Daniel Peñalba
Daniel Peñalba

Reputation: 31897

How to know if a DateTime is between a DateRange in C#

I need to know if a Date is between a DateRange. I have three dates:

// The date range
DateTime startDate;
DateTime endDate;

DateTime dateToCheck;

The easy solution is doing a comparison, but is there a smarter way to do this?

Upvotes: 98

Views: 189908

Answers (7)

David
David

Reputation: 1196

In case anyone wants it as a Validator

using System;
using System.ComponentModel.DataAnnotations;

namespace GROOT.Data.Validation;

internal class DateRangeAttribute : ValidationAttribute
{
    public string EndDate;
    public string StartDate;

    public override bool IsValid(object value)
    {
        return (DateTime)value >= DateTime.Parse(StartDate) && (DateTime)value <= DateTime.Parse(EndDate);
    }
}

Usage

[DateRange(
    StartDate = "01/01/2020",
    EndDate = "01/01/9999",
    ErrorMessage = "Property is outside of range")
    ]

Upvotes: 0

Neo
Neo

Reputation: 4497

Following on from Sergey's answer, I think this more generic version is more in line with Fowler's Range idea, and resolves some of the issues with that answer such as being able to have the Includes methods within a generic class by constraining T as IComparable<T>. It's also immutable like what you would expect with types that extend the functionality of other value types like DateTime.

public struct Range<T> where T : IComparable<T>
{
    public Range(T start, T end)
    {
        Start = start;
        End = end;
    }

    public T Start { get; }

    public T End { get; }

    public bool Includes(T value) => Start.CompareTo(value) <= 0 && End.CompareTo(value) >= 0;

    public bool Includes(Range<T> range) => Start.CompareTo(range.Start) <= 0 && End.CompareTo(range.End) >= 0;
}

Upvotes: 5

landerud
landerud

Reputation: 51

I’ve found the following library to be the most helpful when doing any kind of date math.
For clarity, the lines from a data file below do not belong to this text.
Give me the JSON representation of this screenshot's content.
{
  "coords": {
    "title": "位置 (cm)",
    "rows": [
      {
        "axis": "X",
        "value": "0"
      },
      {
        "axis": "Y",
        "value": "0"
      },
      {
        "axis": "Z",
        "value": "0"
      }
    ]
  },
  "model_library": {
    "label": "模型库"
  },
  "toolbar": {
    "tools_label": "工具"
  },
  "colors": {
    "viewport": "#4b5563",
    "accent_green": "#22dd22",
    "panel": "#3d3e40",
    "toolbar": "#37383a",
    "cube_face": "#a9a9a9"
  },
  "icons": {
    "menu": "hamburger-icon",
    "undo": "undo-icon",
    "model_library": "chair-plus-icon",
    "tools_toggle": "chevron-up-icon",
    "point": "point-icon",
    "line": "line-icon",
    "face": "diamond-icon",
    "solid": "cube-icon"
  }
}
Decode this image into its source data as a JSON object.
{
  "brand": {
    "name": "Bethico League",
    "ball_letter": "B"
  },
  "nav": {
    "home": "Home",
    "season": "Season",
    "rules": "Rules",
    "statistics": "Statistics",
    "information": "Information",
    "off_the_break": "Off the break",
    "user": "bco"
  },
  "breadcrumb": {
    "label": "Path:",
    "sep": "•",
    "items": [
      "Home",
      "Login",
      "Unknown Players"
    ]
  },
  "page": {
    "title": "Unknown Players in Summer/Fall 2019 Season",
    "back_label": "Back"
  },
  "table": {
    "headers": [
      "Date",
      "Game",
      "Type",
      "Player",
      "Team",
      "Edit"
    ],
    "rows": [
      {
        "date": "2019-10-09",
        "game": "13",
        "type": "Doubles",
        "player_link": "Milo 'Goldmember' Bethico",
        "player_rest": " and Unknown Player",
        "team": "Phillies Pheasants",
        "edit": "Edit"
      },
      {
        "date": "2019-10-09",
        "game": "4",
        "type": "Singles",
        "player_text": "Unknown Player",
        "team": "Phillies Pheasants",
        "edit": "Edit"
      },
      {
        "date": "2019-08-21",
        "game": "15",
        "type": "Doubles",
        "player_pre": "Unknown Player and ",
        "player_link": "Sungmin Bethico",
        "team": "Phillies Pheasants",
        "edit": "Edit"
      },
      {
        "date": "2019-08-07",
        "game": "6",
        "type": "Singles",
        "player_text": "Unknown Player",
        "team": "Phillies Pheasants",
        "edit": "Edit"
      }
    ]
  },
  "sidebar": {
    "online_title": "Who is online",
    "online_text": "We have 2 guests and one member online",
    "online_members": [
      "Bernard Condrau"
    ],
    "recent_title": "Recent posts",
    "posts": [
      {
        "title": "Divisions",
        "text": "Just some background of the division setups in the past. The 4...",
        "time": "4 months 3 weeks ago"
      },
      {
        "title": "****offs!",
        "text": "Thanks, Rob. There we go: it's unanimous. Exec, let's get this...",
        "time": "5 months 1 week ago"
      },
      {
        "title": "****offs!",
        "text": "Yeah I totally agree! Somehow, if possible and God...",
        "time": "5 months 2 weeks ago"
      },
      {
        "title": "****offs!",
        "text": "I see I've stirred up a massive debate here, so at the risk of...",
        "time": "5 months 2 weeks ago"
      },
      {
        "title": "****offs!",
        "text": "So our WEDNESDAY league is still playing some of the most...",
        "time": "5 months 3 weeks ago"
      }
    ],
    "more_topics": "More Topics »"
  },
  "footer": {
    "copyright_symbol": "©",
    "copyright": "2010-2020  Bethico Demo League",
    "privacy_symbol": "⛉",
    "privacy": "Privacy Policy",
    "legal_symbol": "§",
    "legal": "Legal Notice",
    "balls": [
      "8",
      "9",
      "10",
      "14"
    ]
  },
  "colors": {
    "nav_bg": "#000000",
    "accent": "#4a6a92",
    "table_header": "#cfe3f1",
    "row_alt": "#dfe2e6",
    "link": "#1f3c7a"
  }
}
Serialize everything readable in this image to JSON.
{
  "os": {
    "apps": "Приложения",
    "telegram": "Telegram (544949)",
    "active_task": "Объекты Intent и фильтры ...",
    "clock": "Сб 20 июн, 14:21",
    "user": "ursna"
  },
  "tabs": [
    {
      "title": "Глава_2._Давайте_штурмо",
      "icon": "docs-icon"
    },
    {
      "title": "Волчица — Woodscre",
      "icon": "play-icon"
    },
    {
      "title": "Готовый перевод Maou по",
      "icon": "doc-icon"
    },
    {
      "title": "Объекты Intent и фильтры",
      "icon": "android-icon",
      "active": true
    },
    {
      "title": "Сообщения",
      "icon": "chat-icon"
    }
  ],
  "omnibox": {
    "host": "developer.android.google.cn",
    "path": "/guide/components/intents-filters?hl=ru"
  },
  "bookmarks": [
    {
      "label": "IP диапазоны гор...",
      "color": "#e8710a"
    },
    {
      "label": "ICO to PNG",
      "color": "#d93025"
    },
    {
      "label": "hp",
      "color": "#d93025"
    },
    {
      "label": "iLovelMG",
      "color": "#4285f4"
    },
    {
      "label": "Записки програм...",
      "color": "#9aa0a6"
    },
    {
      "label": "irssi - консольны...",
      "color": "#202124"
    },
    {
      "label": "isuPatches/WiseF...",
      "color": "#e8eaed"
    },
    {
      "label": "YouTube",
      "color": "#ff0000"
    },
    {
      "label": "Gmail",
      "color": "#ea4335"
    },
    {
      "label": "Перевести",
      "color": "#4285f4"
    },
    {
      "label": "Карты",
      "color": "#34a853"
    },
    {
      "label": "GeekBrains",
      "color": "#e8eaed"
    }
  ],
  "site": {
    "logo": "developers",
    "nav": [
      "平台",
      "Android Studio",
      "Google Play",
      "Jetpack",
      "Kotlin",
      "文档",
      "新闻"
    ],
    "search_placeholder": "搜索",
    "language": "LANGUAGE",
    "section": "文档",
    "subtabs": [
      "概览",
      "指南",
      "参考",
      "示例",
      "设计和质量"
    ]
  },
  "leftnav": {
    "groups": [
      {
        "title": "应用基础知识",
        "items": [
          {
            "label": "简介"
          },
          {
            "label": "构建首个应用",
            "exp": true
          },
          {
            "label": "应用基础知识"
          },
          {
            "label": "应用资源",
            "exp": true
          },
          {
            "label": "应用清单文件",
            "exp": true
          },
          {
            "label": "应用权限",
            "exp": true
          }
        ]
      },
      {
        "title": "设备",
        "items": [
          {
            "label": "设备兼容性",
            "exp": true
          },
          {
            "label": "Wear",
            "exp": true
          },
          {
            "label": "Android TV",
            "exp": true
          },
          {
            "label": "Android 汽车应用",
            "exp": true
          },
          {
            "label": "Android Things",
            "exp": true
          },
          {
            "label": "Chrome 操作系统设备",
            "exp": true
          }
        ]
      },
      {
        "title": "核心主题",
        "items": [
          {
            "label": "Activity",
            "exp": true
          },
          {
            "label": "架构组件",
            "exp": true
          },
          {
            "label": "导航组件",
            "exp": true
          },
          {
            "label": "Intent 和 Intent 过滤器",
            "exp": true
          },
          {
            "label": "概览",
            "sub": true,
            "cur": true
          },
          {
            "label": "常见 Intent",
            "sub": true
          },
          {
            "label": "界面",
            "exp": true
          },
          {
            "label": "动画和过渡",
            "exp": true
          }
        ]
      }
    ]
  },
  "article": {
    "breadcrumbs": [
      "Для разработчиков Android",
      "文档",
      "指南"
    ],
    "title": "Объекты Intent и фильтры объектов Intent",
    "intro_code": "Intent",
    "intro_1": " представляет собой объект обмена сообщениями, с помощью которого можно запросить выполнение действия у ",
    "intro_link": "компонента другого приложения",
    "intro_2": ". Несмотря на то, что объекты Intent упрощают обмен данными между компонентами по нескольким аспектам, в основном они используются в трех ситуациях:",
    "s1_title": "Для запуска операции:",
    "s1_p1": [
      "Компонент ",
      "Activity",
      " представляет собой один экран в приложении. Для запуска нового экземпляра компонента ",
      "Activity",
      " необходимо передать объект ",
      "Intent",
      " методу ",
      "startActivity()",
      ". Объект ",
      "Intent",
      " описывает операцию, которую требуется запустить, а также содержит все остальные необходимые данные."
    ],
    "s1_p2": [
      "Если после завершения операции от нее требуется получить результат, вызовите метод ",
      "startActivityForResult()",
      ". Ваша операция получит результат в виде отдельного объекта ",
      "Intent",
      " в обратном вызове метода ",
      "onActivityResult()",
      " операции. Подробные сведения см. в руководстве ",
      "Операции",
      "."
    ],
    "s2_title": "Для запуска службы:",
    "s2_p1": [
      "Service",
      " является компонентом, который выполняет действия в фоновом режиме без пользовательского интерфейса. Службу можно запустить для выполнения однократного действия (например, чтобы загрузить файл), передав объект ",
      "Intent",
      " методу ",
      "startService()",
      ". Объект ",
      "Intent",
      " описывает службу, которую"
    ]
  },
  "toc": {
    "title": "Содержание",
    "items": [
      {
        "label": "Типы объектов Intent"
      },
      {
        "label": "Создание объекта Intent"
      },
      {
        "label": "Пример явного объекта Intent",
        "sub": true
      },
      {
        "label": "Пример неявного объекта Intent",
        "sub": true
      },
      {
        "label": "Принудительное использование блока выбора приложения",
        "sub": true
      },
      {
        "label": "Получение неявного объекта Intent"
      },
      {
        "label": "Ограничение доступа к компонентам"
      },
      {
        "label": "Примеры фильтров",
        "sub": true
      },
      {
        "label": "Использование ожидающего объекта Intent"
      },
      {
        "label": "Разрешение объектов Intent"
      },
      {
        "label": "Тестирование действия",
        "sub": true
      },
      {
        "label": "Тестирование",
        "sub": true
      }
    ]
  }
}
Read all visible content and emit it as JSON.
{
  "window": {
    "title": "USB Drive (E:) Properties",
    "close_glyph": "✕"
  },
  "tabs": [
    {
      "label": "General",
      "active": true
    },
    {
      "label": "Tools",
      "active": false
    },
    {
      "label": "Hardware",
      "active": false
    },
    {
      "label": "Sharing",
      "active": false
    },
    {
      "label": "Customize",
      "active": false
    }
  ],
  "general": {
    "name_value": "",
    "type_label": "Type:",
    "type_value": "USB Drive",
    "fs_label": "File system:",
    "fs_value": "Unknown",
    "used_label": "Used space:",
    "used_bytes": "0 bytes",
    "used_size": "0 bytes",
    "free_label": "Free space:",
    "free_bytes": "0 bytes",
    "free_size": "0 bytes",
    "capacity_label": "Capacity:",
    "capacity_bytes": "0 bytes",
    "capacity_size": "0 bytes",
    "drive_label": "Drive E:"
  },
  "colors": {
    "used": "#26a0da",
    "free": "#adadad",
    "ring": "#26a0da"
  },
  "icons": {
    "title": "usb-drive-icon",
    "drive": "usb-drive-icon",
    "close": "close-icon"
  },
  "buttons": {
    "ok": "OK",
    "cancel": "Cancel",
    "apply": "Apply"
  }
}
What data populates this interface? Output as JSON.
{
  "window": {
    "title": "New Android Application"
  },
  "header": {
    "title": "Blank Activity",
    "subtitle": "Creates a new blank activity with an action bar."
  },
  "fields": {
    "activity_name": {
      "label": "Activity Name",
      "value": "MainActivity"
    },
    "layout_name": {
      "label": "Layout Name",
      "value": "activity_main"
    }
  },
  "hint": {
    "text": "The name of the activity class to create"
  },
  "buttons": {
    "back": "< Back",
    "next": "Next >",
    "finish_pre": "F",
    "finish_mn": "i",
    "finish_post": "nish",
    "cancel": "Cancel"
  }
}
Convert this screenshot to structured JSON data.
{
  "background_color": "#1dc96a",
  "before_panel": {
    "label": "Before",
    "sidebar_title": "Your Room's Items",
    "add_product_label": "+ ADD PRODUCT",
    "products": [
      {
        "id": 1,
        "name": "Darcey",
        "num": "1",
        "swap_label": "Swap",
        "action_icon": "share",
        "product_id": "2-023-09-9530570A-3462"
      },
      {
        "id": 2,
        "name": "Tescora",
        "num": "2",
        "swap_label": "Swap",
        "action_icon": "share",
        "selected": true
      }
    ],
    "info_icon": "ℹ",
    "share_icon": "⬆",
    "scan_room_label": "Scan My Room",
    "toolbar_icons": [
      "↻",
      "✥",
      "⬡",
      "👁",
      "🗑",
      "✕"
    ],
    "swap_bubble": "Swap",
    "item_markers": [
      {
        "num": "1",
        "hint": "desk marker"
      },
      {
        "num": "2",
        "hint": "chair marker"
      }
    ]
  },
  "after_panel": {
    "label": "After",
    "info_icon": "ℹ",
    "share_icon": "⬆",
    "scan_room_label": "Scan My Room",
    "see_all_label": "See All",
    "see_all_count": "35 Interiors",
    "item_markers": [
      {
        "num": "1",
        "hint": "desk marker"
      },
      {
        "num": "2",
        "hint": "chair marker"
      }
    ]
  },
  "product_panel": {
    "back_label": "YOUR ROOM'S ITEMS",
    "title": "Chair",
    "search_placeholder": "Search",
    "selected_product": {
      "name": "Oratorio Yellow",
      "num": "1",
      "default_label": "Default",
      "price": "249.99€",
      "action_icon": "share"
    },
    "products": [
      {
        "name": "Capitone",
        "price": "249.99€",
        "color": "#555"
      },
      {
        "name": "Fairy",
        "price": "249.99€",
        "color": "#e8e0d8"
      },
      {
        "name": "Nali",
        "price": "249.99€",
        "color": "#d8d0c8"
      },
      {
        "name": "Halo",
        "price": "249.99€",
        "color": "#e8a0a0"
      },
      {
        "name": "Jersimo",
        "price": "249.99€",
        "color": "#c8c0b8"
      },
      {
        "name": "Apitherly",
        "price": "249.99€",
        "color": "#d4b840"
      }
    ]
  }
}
I’m still amazed nothing like this is part of the .Net framework.

http://www.codeproject.com/Articles/168662/Time-Period-Library-for-NET

Upvotes: 5

Sergey Berezovskiy
Sergey Berezovskiy

Reputation: 236308

Usually I create Fowler's Range implementation for such things.

public interface IRange<T>
{
    T Start { get; }
    T End { get; }
    bool Includes(T value);
    bool Includes(IRange<T> range);
}

public class DateRange : IRange<DateTime>         
{
    public DateRange(DateTime start, DateTime end)
    {
        Start = start;
        End = end;
    }

    public DateTime Start { get; private set; }
    public DateTime End { get; private set; }

    public bool Includes(DateTime value)
    {
        return (Start <= value) && (value <= End);
    }

    public bool Includes(IRange<DateTime> range)
    {
        return (Start <= range.Start) && (range.End <= End);
    }
}

Usage is pretty simple:

DateRange range = new DateRange(startDate, endDate);
range.Includes(date)

Upvotes: 76

Elian Ebbing
Elian Ebbing

Reputation: 19067

You could use extension methods to make it a little more readable:

public static class DateTimeExtensions
{
    public static bool InRange(this DateTime dateToCheck, DateTime startDate, DateTime endDate)
    {
        return dateToCheck >= startDate && dateToCheck < endDate;
    }
}

Now you can write:

dateToCheck.InRange(startDate, endDate)

Upvotes: 63

WraithNath
WraithNath

Reputation: 18013

You can use:

return (dateTocheck >= startDate && dateToCheck <= endDate);

Upvotes: 10

Jon Skeet
Jon Skeet

Reputation: 1503869

Nope, doing a simple comparison looks good to me:

return dateToCheck >= startDate && dateToCheck < endDate;

Things to think about though:

  • DateTime is a somewhat odd type in terms of time zones. It could be UTC, it could be "local", it could be ambiguous. Make sure you're comparing apples with apples, as it were.
  • Consider whether your start and end points should be inclusive or exclusive. I've made the code above treat it as an inclusive lower bound and an exclusive upper bound.